Dem australischen «Teddybären» geht es miserabel. Der Koala, der kein Bär ist, sondern ein Beuteltier – wie das Känguru –, leidet nicht nur unter der Verdrängung aus seinen traditionellen Lebensräumen in den Wäldern der Ostküste. Die Folgen der globalen Erhitzung, auch die zunehmende Gefahr katastrophaler Buschfeuer, sowie die sexuell übertragene Krankheit Clamydia haben die Koala-Population in den letzten Jahren drastisch reduziert.
Jetzt will die nationale Regierung das Überleben dieser bekannten Tierart sichern, indem sie den Koala in den Bundesstaaten Queensland, New South Wales und im australischen Hauptstadtterritorium um Canberra als «gefährdet» einstuft. Laut Umweltministerin Sussan Ley soll die Aufstufung der Gefährdung den Tieren beim Schutz eine höhere Priorität einräumen.
Laut Schätzung des staatlichen Forschungsinstitutes CSIRO lebten noch etwa 180'000 Koalas entlang der australischen Ostküste, so die Politikerin. Gegenüber dem australischen Radio erklärte Ley am Freitag, die Regierung habe keine Ziele für eine Erhöhung der Koala-Population festgelegt. Dagegen wolle sie im Vorfeld zukünftiger Naturkatastrophen «widerstandsfähige» Populationen aufbauen.

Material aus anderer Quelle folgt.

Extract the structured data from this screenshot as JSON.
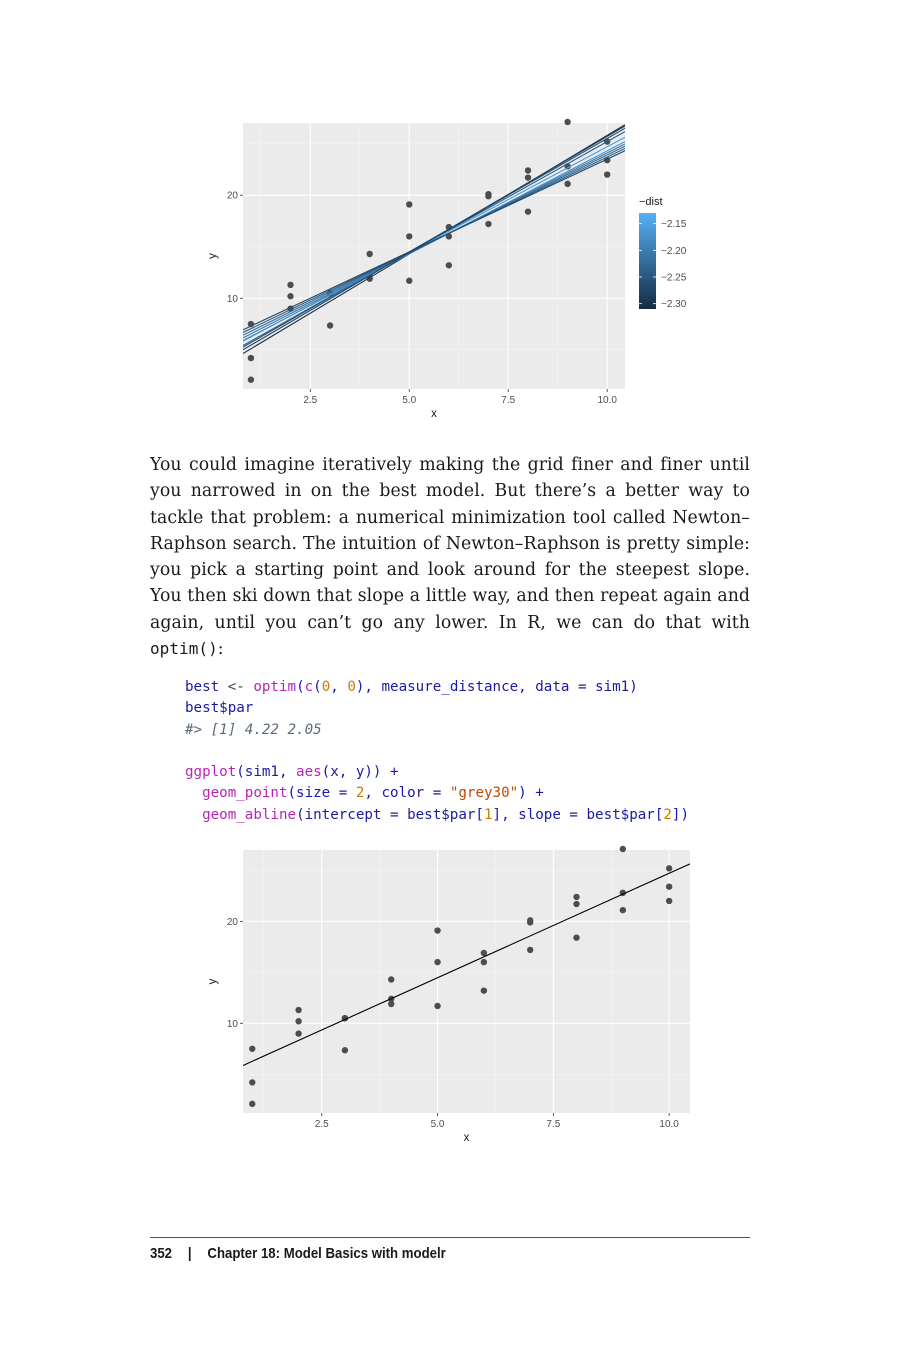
{
  "chart_data": [
    {
      "type": "scatter",
      "xlabel": "x",
      "ylabel": "y",
      "xlim": [
        0.8,
        10.45
      ],
      "ylim": [
        1.2,
        27.0
      ],
      "xticks": [
        2.5,
        5.0,
        7.5,
        10.0
      ],
      "xtick_labels": [
        "2.5",
        "5.0",
        "7.5",
        "10.0"
      ],
      "yticks": [
        10,
        20
      ],
      "ytick_labels": [
        "10",
        "20"
      ],
      "grid": true,
      "background": "#ebebeb",
      "point_color": "#4d4d4d",
      "points": {
        "x": [
          1,
          1,
          1,
          2,
          2,
          2,
          3,
          3,
          3,
          4,
          4,
          4,
          5,
          5,
          5,
          6,
          6,
          6,
          7,
          7,
          7,
          8,
          8,
          8,
          9,
          9,
          9,
          10,
          10,
          10
        ],
        "y": [
          4.2,
          7.5,
          2.1,
          8.99,
          10.2,
          11.3,
          7.36,
          10.5,
          10.5,
          12.4,
          11.9,
          14.3,
          19.1,
          11.7,
          16.0,
          16.9,
          13.2,
          16.0,
          20.1,
          17.2,
          19.9,
          18.4,
          22.4,
          21.7,
          21.1,
          22.8,
          27.1,
          23.4,
          22.0,
          25.2
        ]
      },
      "lines": [
        {
          "intercept": 2.8,
          "slope": 2.3,
          "dist": -2.3
        },
        {
          "intercept": 3.5,
          "slope": 2.2,
          "dist": -2.26
        },
        {
          "intercept": 3.7,
          "slope": 2.15,
          "dist": -2.24
        },
        {
          "intercept": 4.2,
          "slope": 2.05,
          "dist": -2.16
        },
        {
          "intercept": 4.3,
          "slope": 2.0,
          "dist": -2.18
        },
        {
          "intercept": 4.6,
          "slope": 1.95,
          "dist": -2.2
        },
        {
          "intercept": 4.9,
          "slope": 1.9,
          "dist": -2.22
        },
        {
          "intercept": 5.2,
          "slope": 1.85,
          "dist": -2.25
        },
        {
          "intercept": 5.5,
          "slope": 1.8,
          "dist": -2.27
        },
        {
          "intercept": 3.2,
          "slope": 2.25,
          "dist": -2.28
        }
      ],
      "legend": {
        "title": "−dist",
        "placement": "right",
        "labels": [
          "−2.15",
          "−2.20",
          "−2.25",
          "−2.30"
        ],
        "values": [
          -2.15,
          -2.2,
          -2.25,
          -2.3
        ],
        "range": [
          -2.31,
          -2.13
        ],
        "color_low": "#132b43",
        "color_high": "#56b1f7"
      }
    },
    {
      "type": "scatter",
      "xlabel": "x",
      "ylabel": "y",
      "xlim": [
        0.8,
        10.45
      ],
      "ylim": [
        1.2,
        27.0
      ],
      "xticks": [
        2.5,
        5.0,
        7.5,
        10.0
      ],
      "xtick_labels": [
        "2.5",
        "5.0",
        "7.5",
        "10.0"
      ],
      "yticks": [
        10,
        20
      ],
      "ytick_labels": [
        "10",
        "20"
      ],
      "grid": true,
      "background": "#ebebeb",
      "point_color": "#4d4d4d",
      "points": {
        "x": [
          1,
          1,
          1,
          2,
          2,
          2,
          3,
          3,
          3,
          4,
          4,
          4,
          5,
          5,
          5,
          6,
          6,
          6,
          7,
          7,
          7,
          8,
          8,
          8,
          9,
          9,
          9,
          10,
          10,
          10
        ],
        "y": [
          4.2,
          7.5,
          2.1,
          8.99,
          10.2,
          11.3,
          7.36,
          10.5,
          10.5,
          12.4,
          11.9,
          14.3,
          19.1,
          11.7,
          16.0,
          16.9,
          13.2,
          16.0,
          20.1,
          17.2,
          19.9,
          18.4,
          22.4,
          21.7,
          21.1,
          22.8,
          27.1,
          23.4,
          22.0,
          25.2
        ]
      },
      "lines": [
        {
          "intercept": 4.22,
          "slope": 2.05,
          "color": "#000000"
        }
      ]
    }
  ],
  "prose": {
    "text": "You could imagine iteratively making the grid finer and finer until you narrowed in on the best model. But there’s a better way to tackle that problem: a numerical minimization tool called Newton–Raphson search. The intuition of Newton–Raphson is pretty simple: you pick a starting point and look around for the steepest slope. You then ski down that slope a little way, and then repeat again and again, until you can’t go any lower. In R, we can do that with ",
    "code": "optim()",
    "tail": ":"
  },
  "code": {
    "l1_var": "best",
    "l1_assign": " <- ",
    "l1_fn1": "optim",
    "l1_p1": "(",
    "l1_fn2": "c",
    "l1_p2": "(",
    "l1_n1": "0",
    "l1_p3": ", ",
    "l1_n2": "0",
    "l1_p4": "), measure_distance, data = sim1)",
    "l2": "best$par",
    "l3": "#> [1] 4.22 2.05",
    "l5_fn": "ggplot",
    "l5_a": "(sim1, ",
    "l5_fn2": "aes",
    "l5_b": "(x, y)) +",
    "l6_indent": "  ",
    "l6_fn": "geom_point",
    "l6_a": "(size = ",
    "l6_n": "2",
    "l6_b": ", color = ",
    "l6_s": "\"grey30\"",
    "l6_c": ") +",
    "l7_indent": "  ",
    "l7_fn": "geom_abline",
    "l7_a": "(intercept = best$par[",
    "l7_n1": "1",
    "l7_b": "], slope = best$par[",
    "l7_n2": "2",
    "l7_c": "])"
  },
  "footer": {
    "page_number": "352",
    "separator": "|",
    "chapter": "Chapter 18: Model Basics with modelr"
  }
}
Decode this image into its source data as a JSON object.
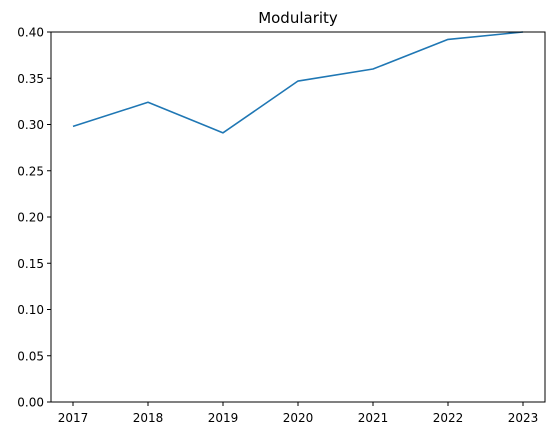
{
  "chart_data": {
    "type": "line",
    "title": "Modularity",
    "xlabel": "",
    "ylabel": "",
    "x": [
      "2017",
      "2018",
      "2019",
      "2020",
      "2021",
      "2022",
      "2023"
    ],
    "series": [
      {
        "name": "",
        "values": [
          0.298,
          0.324,
          0.291,
          0.347,
          0.36,
          0.392,
          0.4
        ],
        "color": "#1f77b4"
      }
    ],
    "ylim": [
      0.0,
      0.4
    ],
    "yticks": [
      "0.00",
      "0.05",
      "0.10",
      "0.15",
      "0.20",
      "0.25",
      "0.30",
      "0.35",
      "0.40"
    ],
    "grid": false,
    "legend": "none"
  }
}
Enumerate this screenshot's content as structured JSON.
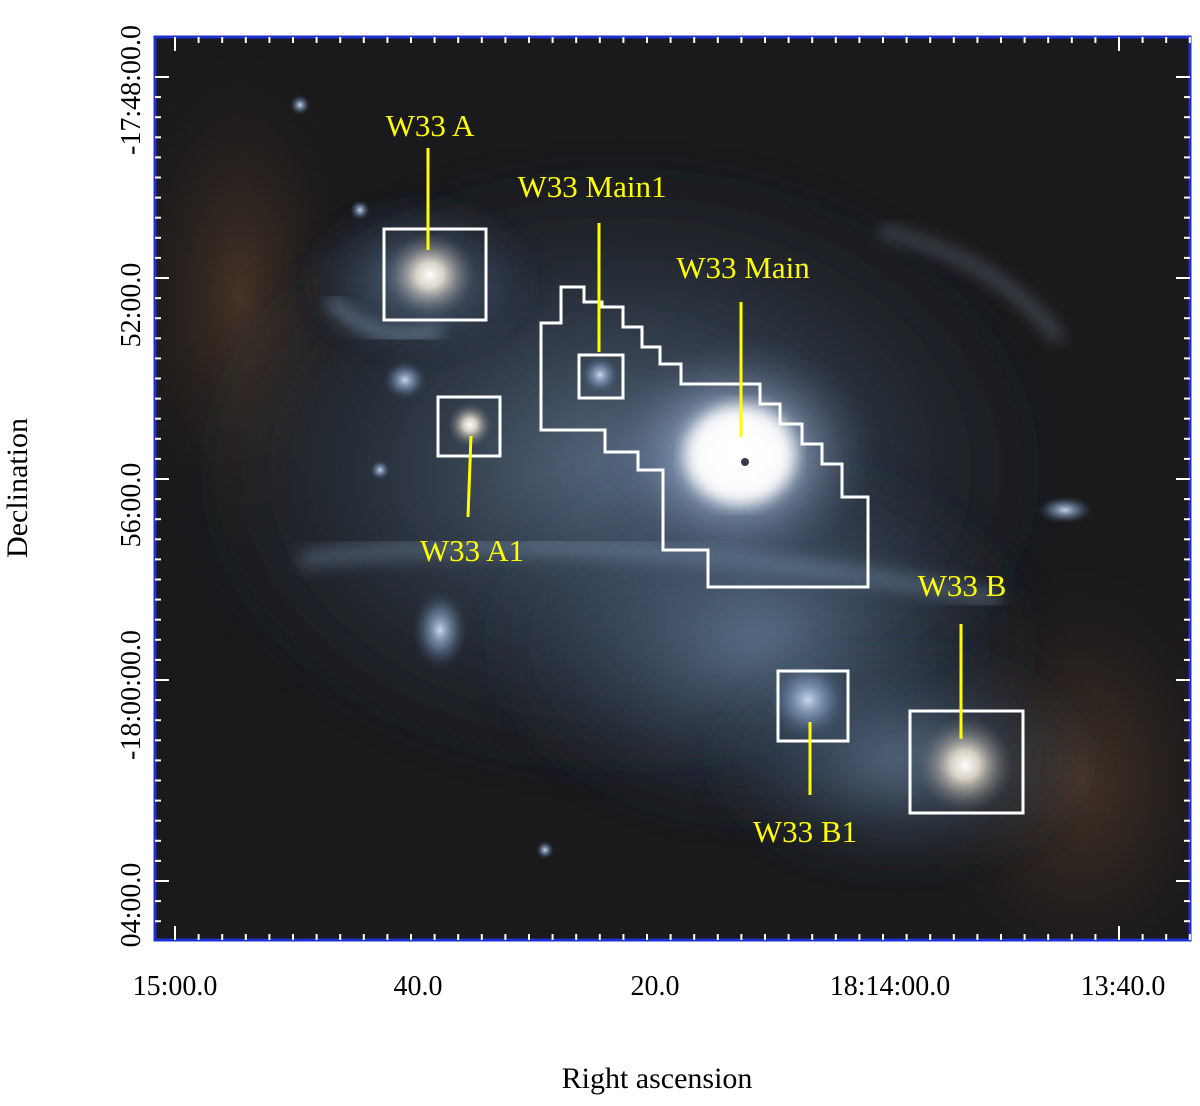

180'000 Koalas sind «Unsinn»
Umweltorganisationen, die seit Jahren vor dem Aussterben von Koalas warnen, begrüssten den Schritt am Freitag zwar als «notwendig», äusserten aber auch Kritik. Eine Sprecherin der Koala Foundation bezeichnete die von Ley genannte Zahl von 180'000 als «Unsinn». Landesweit werde die Population wilder Koalas noch auf 50'000 bis 80'000 geschätzt.
Die Diskrepanz zwischen den Zahlen illustriert die unterschiedlichen Ansichten zwischen der konservativen Regierung von Premierminister Scott Morrison und Umweltorganisationen über Ausmass und Notwendigkeit für Schutzmassnahmen. Im vergangenen Jahr kam eine Studie des Bundesstaates New South Wales zum Schluss, dass Koalas schon 2050 ausgestorben sein könnten, wenn die Vernichtung ihrer Lebensräume im bisherigen Mass weiter gehe.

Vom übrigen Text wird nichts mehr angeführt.